The algorithm is explained as:
Imagine we wrote S = A+A+A+.... If B is to be a substring of S, we
only need to check whether some S[0:], S[1:], ..., S[len(A) - 1:]
starts with B, as S is long enough to contain B, and S has period
at most len(A).
Now, suppose q is the least number for which len(B) <= len(A * q).

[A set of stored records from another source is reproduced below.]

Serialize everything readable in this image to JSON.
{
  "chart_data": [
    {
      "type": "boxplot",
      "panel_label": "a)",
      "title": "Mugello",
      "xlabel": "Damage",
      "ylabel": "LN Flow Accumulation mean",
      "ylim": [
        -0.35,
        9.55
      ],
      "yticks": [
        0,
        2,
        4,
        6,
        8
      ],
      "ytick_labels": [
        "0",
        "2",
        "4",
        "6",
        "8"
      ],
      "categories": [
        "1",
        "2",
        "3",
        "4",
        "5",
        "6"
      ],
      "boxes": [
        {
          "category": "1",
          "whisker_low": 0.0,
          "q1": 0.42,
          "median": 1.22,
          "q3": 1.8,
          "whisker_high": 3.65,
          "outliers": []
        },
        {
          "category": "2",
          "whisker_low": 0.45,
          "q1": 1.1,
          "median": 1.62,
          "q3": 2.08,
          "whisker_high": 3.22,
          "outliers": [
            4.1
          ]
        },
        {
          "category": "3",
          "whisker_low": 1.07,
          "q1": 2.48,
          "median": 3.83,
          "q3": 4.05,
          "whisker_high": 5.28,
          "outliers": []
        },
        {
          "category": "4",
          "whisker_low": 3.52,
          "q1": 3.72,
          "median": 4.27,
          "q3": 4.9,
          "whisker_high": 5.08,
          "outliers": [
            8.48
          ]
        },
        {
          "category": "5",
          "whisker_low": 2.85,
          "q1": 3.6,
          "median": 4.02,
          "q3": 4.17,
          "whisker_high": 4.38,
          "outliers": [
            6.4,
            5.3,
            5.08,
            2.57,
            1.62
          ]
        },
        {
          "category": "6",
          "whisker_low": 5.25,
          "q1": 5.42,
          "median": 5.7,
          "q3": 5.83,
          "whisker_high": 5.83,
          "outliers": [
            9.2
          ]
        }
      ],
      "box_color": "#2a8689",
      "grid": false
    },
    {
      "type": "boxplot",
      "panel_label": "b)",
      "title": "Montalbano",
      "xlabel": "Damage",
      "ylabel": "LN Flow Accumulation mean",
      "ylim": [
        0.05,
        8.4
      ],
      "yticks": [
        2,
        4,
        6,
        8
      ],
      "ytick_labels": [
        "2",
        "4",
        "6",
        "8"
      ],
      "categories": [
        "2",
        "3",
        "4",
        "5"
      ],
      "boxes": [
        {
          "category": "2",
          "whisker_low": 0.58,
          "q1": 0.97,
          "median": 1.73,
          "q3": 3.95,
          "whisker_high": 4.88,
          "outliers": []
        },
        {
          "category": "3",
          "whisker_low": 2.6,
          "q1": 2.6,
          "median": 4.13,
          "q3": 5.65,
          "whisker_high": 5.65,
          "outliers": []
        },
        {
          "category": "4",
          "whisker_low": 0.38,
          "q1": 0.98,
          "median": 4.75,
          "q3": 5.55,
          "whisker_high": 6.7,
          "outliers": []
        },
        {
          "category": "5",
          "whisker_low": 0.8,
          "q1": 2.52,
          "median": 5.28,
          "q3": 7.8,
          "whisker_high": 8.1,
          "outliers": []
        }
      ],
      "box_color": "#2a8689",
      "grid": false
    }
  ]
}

We only need to check whether B is a substring of A * q or A *
(q+1). If we try k < q, then B has larger length than A * q and
therefore can't be a substring. When k = q+1, A * k is already big
enough to try all positions for B; namely, A[i:i+len(B)] == B for i
= 0, 1, ..., len(A) - 1.
The implementation is as follows:
class Solution {
public int repeatedStringMatch(String A, String B) {
int q = 1;
StringBuilder S = new StringBuilder(A);
for (; S.length() < B.length(); q++) S.append(A);
if (S.indexOf(B) >= 0) return q;
if (S.append(A).indexOf(B) >= 0) return q+1;
return -1;
}
}
I understand that when A.length() < B.length(), B cannot be a substring, so we would need to keep appending A until A.length() is at least equal to B.length(). But once this is the case, why is it that we would only need to add one more copy of A to get the minimum number of repeats?
My intuition is that after A is repeated some number of times there is a pattern that is established and if B does not fall into that pattern/sequence of characters then no matter how many times you repeat A, B will not be a substring of the repeated A.
However, I just don't know why it has to be specifically the number of copies to match B's length or 1 more copy added after A.length() = B.length().
If someone could clear up this confusion for me, it would be much appreciated. Thank you.